State and Local Government Division
From the Magazine
October 1, 2003
On the Record
James S. Gilmore III
James S. Gilmore III is the former governor of Virginia and was in office when the Pentagon was attacked on Sept. 11, 2001. A former Army counter-intelligence agent, he chairs the Gilmore Commission at RAND to assess America’s terrorism response capabilities. He is a partner at the Washington office of Kelly, Drye & Warren LLP, where he chairs the Homeland Security Practice Group, and president of USA Secure.
The Sept. 11 attacks raised a clear and present danger to Americans here at home. Since then, many reforms have enhanced security, including a major reorganization of the intelligence community and the creation of the Homeland Security Department. Many government officials are well aware that if there were more terrorist attacks on the homeland, the public would hold them accountable. This threat has unleashed a drive for government reorganization and reform not seen since the advent of the Cold War.
What is the duty of the government executive in a time of crisis and foreign attack? If it is to protect the people no matter what the cost, we begin the dark descent down a hazardous road. The goal of our society and its greatest leaders must be to preserve the safety of the people and to protect their civil freedoms and way of life. Americans have always placed a higher value on liberty than others around the world. This stems from our history of fearlessly shaping a new continent and the value on independence that made it possible. We should not allow terrorists to change us so that we lose this aspect of our national character and confidence.

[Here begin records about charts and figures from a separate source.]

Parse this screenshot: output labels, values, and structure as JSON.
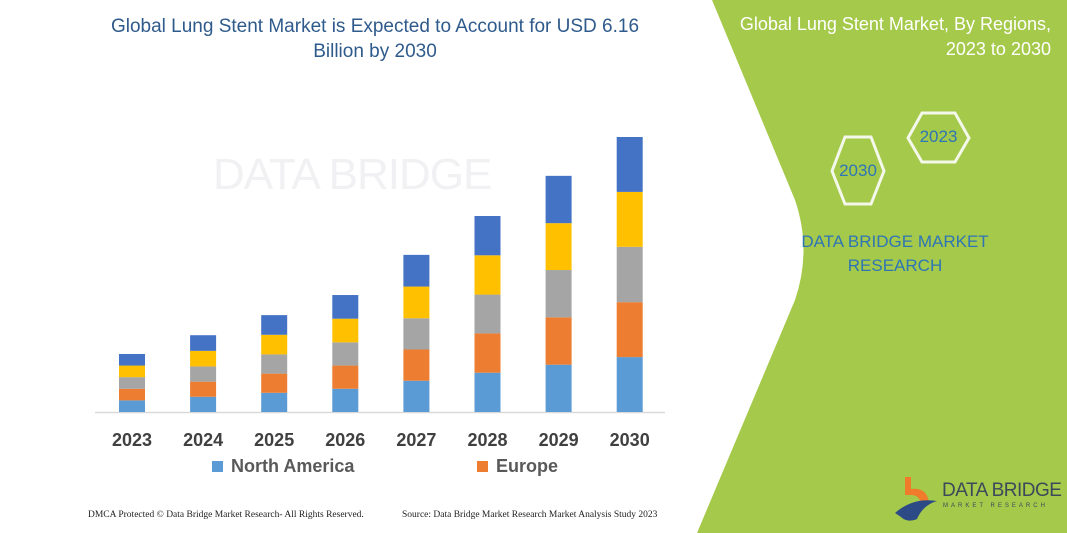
{
  "title": "Global Lung Stent Market is Expected to Account for USD 6.16 Billion by 2030",
  "watermark": "DATA BRIDGE",
  "chart_data": {
    "type": "bar",
    "stacked": true,
    "categories": [
      "2023",
      "2024",
      "2025",
      "2026",
      "2027",
      "2028",
      "2029",
      "2030"
    ],
    "series": [
      {
        "name": "North America",
        "color": "#5B9BD5",
        "values": [
          0.26,
          0.34,
          0.43,
          0.52,
          0.7,
          0.88,
          1.06,
          1.23
        ]
      },
      {
        "name": "Europe",
        "color": "#ED7D31",
        "values": [
          0.26,
          0.34,
          0.43,
          0.52,
          0.7,
          0.88,
          1.06,
          1.23
        ]
      },
      {
        "color": "#A5A5A5",
        "values": [
          0.26,
          0.34,
          0.43,
          0.52,
          0.7,
          0.87,
          1.06,
          1.24
        ]
      },
      {
        "color": "#FFC000",
        "values": [
          0.26,
          0.35,
          0.44,
          0.53,
          0.71,
          0.88,
          1.05,
          1.23
        ]
      },
      {
        "color": "#4472C4",
        "values": [
          0.26,
          0.35,
          0.44,
          0.53,
          0.71,
          0.88,
          1.06,
          1.23
        ]
      }
    ],
    "ylim": [
      0,
      6.16
    ],
    "grid": false,
    "legend_position": "bottom",
    "xlabel": "",
    "ylabel": ""
  },
  "footer": {
    "copyright": "DMCA Protected © Data Bridge Market Research-  All Rights Reserved.",
    "source": "Source: Data Bridge Market Research  Market Analysis Study 2023"
  },
  "panel": {
    "title_line1": "Global Lung Stent Market, By Regions,",
    "title_line2": "2023 to 2030",
    "hex_start": "2023",
    "hex_end": "2030",
    "brand_line1": "DATA BRIDGE MARKET",
    "brand_line2": "RESEARCH",
    "logo_text": "DATA BRIDGE",
    "logo_sub": "MARKET RESEARCH",
    "color": "#A5C94A"
  }
}
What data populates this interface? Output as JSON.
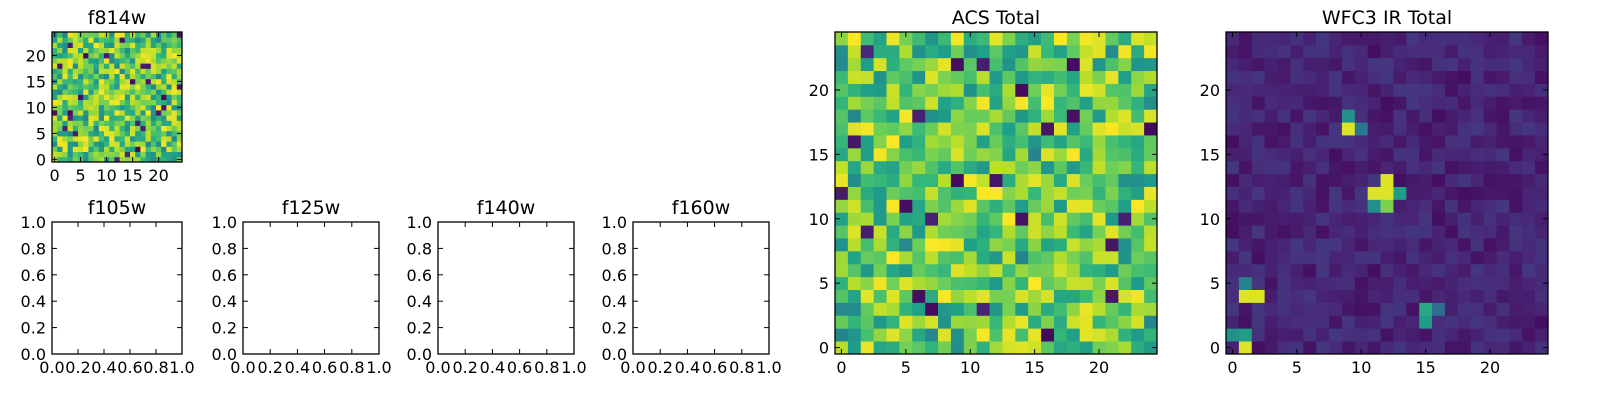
{
  "chart_data": [
    {
      "type": "heatmap",
      "title": "f814w",
      "xlim": [
        -0.5,
        24.5
      ],
      "ylim": [
        -0.5,
        24.5
      ],
      "xticks": [
        "0",
        "5",
        "10",
        "15",
        "20"
      ],
      "yticks": [
        "0",
        "5",
        "10",
        "15",
        "20"
      ],
      "colormap": "viridis",
      "grid_size": 25,
      "grid": false
    },
    {
      "type": "line",
      "title": "f105w",
      "xlim": [
        0.0,
        1.0
      ],
      "ylim": [
        0.0,
        1.0
      ],
      "xticks": [
        "0.0",
        "0.2",
        "0.4",
        "0.6",
        "0.8",
        "1.0"
      ],
      "yticks": [
        "0.0",
        "0.2",
        "0.4",
        "0.6",
        "0.8",
        "1.0"
      ],
      "series": [],
      "grid": false
    },
    {
      "type": "line",
      "title": "f125w",
      "xlim": [
        0.0,
        1.0
      ],
      "ylim": [
        0.0,
        1.0
      ],
      "xticks": [
        "0.0",
        "0.2",
        "0.4",
        "0.6",
        "0.8",
        "1.0"
      ],
      "yticks": [
        "0.0",
        "0.2",
        "0.4",
        "0.6",
        "0.8",
        "1.0"
      ],
      "series": [],
      "grid": false
    },
    {
      "type": "line",
      "title": "f140w",
      "xlim": [
        0.0,
        1.0
      ],
      "ylim": [
        0.0,
        1.0
      ],
      "xticks": [
        "0.0",
        "0.2",
        "0.4",
        "0.6",
        "0.8",
        "1.0"
      ],
      "yticks": [
        "0.0",
        "0.2",
        "0.4",
        "0.6",
        "0.8",
        "1.0"
      ],
      "series": [],
      "grid": false
    },
    {
      "type": "line",
      "title": "f160w",
      "xlim": [
        0.0,
        1.0
      ],
      "ylim": [
        0.0,
        1.0
      ],
      "xticks": [
        "0.0",
        "0.2",
        "0.4",
        "0.6",
        "0.8",
        "1.0"
      ],
      "yticks": [
        "0.0",
        "0.2",
        "0.4",
        "0.6",
        "0.8",
        "1.0"
      ],
      "series": [],
      "grid": false
    },
    {
      "type": "heatmap",
      "title": "ACS Total",
      "xlim": [
        -0.5,
        24.5
      ],
      "ylim": [
        -0.5,
        24.5
      ],
      "xticks": [
        "0",
        "5",
        "10",
        "15",
        "20"
      ],
      "yticks": [
        "0",
        "5",
        "10",
        "15",
        "20"
      ],
      "colormap": "viridis",
      "grid_size": 25,
      "grid": false
    },
    {
      "type": "heatmap",
      "title": "WFC3 IR Total",
      "xlim": [
        -0.5,
        24.5
      ],
      "ylim": [
        -0.5,
        24.5
      ],
      "xticks": [
        "0",
        "5",
        "10",
        "15",
        "20"
      ],
      "yticks": [
        "0",
        "5",
        "10",
        "15",
        "20"
      ],
      "colormap": "viridis",
      "grid_size": 25,
      "grid": false,
      "bright_spots": [
        {
          "x": 9,
          "y": 17,
          "value": 0.95
        },
        {
          "x": 9,
          "y": 18,
          "value": 0.5
        },
        {
          "x": 10,
          "y": 17,
          "value": 0.4
        },
        {
          "x": 12,
          "y": 13,
          "value": 0.95
        },
        {
          "x": 11,
          "y": 12,
          "value": 0.95
        },
        {
          "x": 12,
          "y": 12,
          "value": 0.95
        },
        {
          "x": 13,
          "y": 12,
          "value": 0.55
        },
        {
          "x": 11,
          "y": 11,
          "value": 0.5
        },
        {
          "x": 12,
          "y": 11,
          "value": 0.8
        },
        {
          "x": 1,
          "y": 4,
          "value": 0.95
        },
        {
          "x": 2,
          "y": 4,
          "value": 0.95
        },
        {
          "x": 1,
          "y": 5,
          "value": 0.45
        },
        {
          "x": 15,
          "y": 3,
          "value": 0.6
        },
        {
          "x": 15,
          "y": 2,
          "value": 0.55
        },
        {
          "x": 16,
          "y": 3,
          "value": 0.35
        },
        {
          "x": 1,
          "y": 0,
          "value": 0.95
        },
        {
          "x": 0,
          "y": 1,
          "value": 0.5
        },
        {
          "x": 1,
          "y": 1,
          "value": 0.55
        }
      ]
    }
  ]
}
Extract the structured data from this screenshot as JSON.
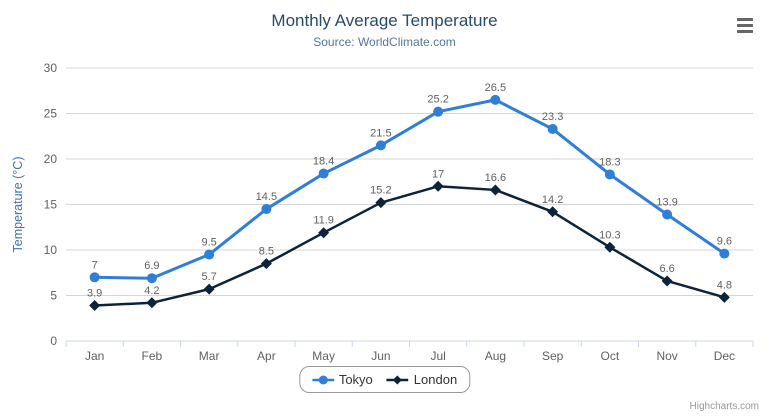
{
  "credits": "Highcharts.com",
  "menu": {
    "icon": "hamburger-menu"
  },
  "colors": {
    "title": "#274b6d",
    "subtitle": "#55759e",
    "axis_title": "#4572a7",
    "tick_label": "#606060",
    "data_label": "#606060",
    "grid": "#d6d6d6",
    "axis_line": "#ccd6eb",
    "legend_text": "#333333",
    "credits_text": "#999999",
    "tokyo": "#2f7ed8",
    "london": "#0d233a"
  },
  "chart_data": {
    "type": "line",
    "title": "Monthly Average Temperature",
    "subtitle": "Source: WorldClimate.com",
    "xlabel": "",
    "ylabel": "Temperature (°C)",
    "categories": [
      "Jan",
      "Feb",
      "Mar",
      "Apr",
      "May",
      "Jun",
      "Jul",
      "Aug",
      "Sep",
      "Oct",
      "Nov",
      "Dec"
    ],
    "series": [
      {
        "name": "Tokyo",
        "marker": "circle",
        "color": "#2f7ed8",
        "values": [
          7,
          6.9,
          9.5,
          14.5,
          18.4,
          21.5,
          25.2,
          26.5,
          23.3,
          18.3,
          13.9,
          9.6
        ]
      },
      {
        "name": "London",
        "marker": "diamond",
        "color": "#0d233a",
        "values": [
          3.9,
          4.2,
          5.7,
          8.5,
          11.9,
          15.2,
          17,
          16.6,
          14.2,
          10.3,
          6.6,
          4.8
        ]
      }
    ],
    "yticks": [
      0,
      5,
      10,
      15,
      20,
      25,
      30
    ],
    "ylim": [
      0,
      30
    ],
    "grid": true,
    "data_labels": true,
    "legend_position": "bottom-center"
  }
}
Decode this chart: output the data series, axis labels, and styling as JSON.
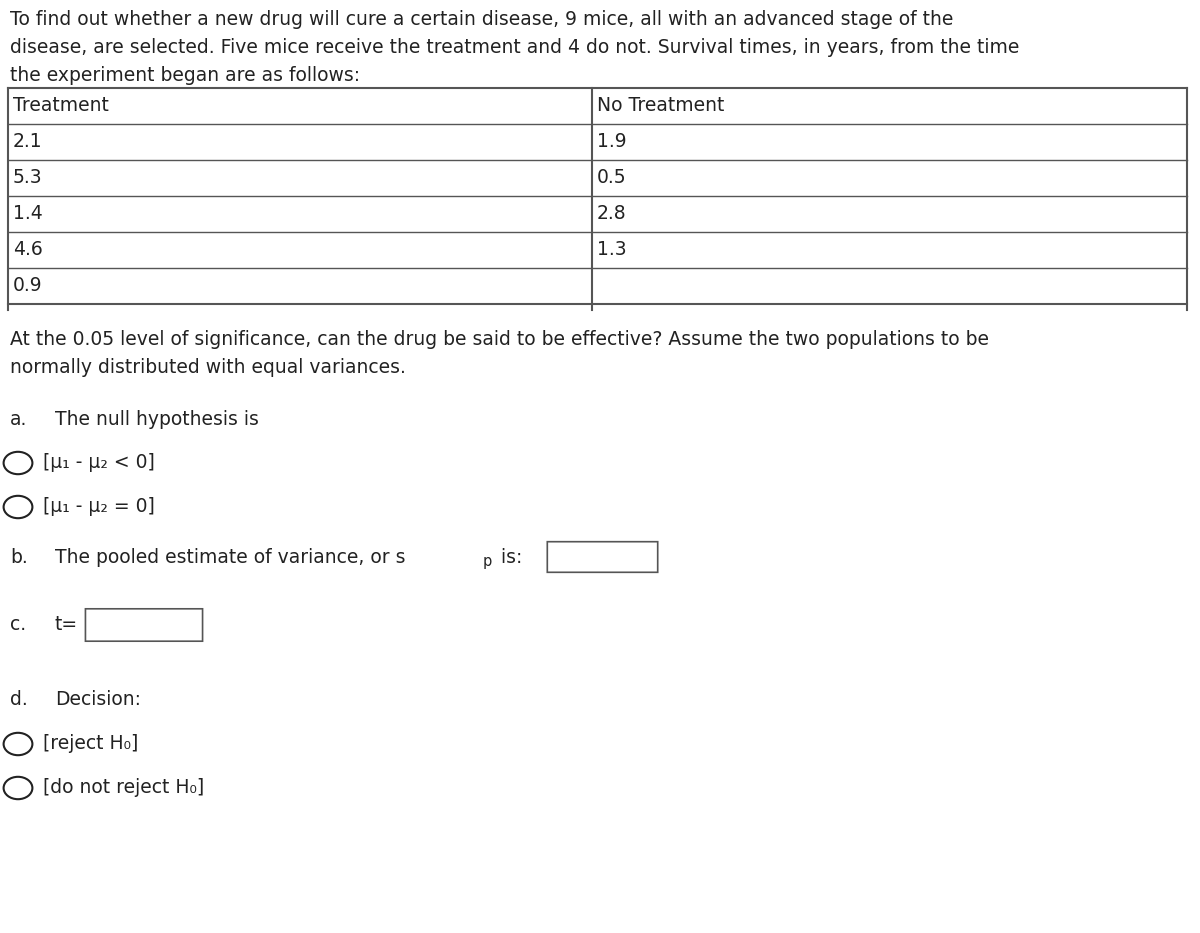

History shows us that our individual freedoms are most vulnerable during a crisis. One month after the Sept. 11 attacks, former New Jersey Superior Court Judge Andrew Napolitano wrote in the New Jersey Law Journal: “In a democracy, personal liberties are rarely diminished overnight. Rather, they are lost gradually, by the acts of well-meaning people, with good intentions, amid public approval. But the subtle loss of freedom is never recognized until the crisis is over and we look back in horror. And then it is too late.”
Today, government executives are more empowered than ever before. They are trained to identify goals and objectives, to marshal resources. They are judged on how well they carry out the task. They have unprecedented technology. Taxpayer money is available for guns, gates, guards and data management that will give them unprecedented knowledge of the personal and professional lives of citizens.
Providing security is without a doubt a key duty of government, but it is not the only one. The people’s freedom is equally important. Government officials should not have to strike a balance between freedom and security. Government programs and new laws must advance the goals of security and freedom in equal measure.
Government executives are uniquely positioned to address this issue. In fact, terrorists have forced this obligation upon them. But as they go about the task, they should remember the words of Attorney General and Supreme Court Justice Robert H. Jackson in 1941: “Give liberty a new birth not only in the midst of a war but in the very darkest hours of that war. . . . We must keep our freedoms, keep them in the face of foreign dangers even more tenaciously and jealously than in calmer times . . . because it is our liberty that lifts our cause above material ends and anchors our efforts in timeless things.”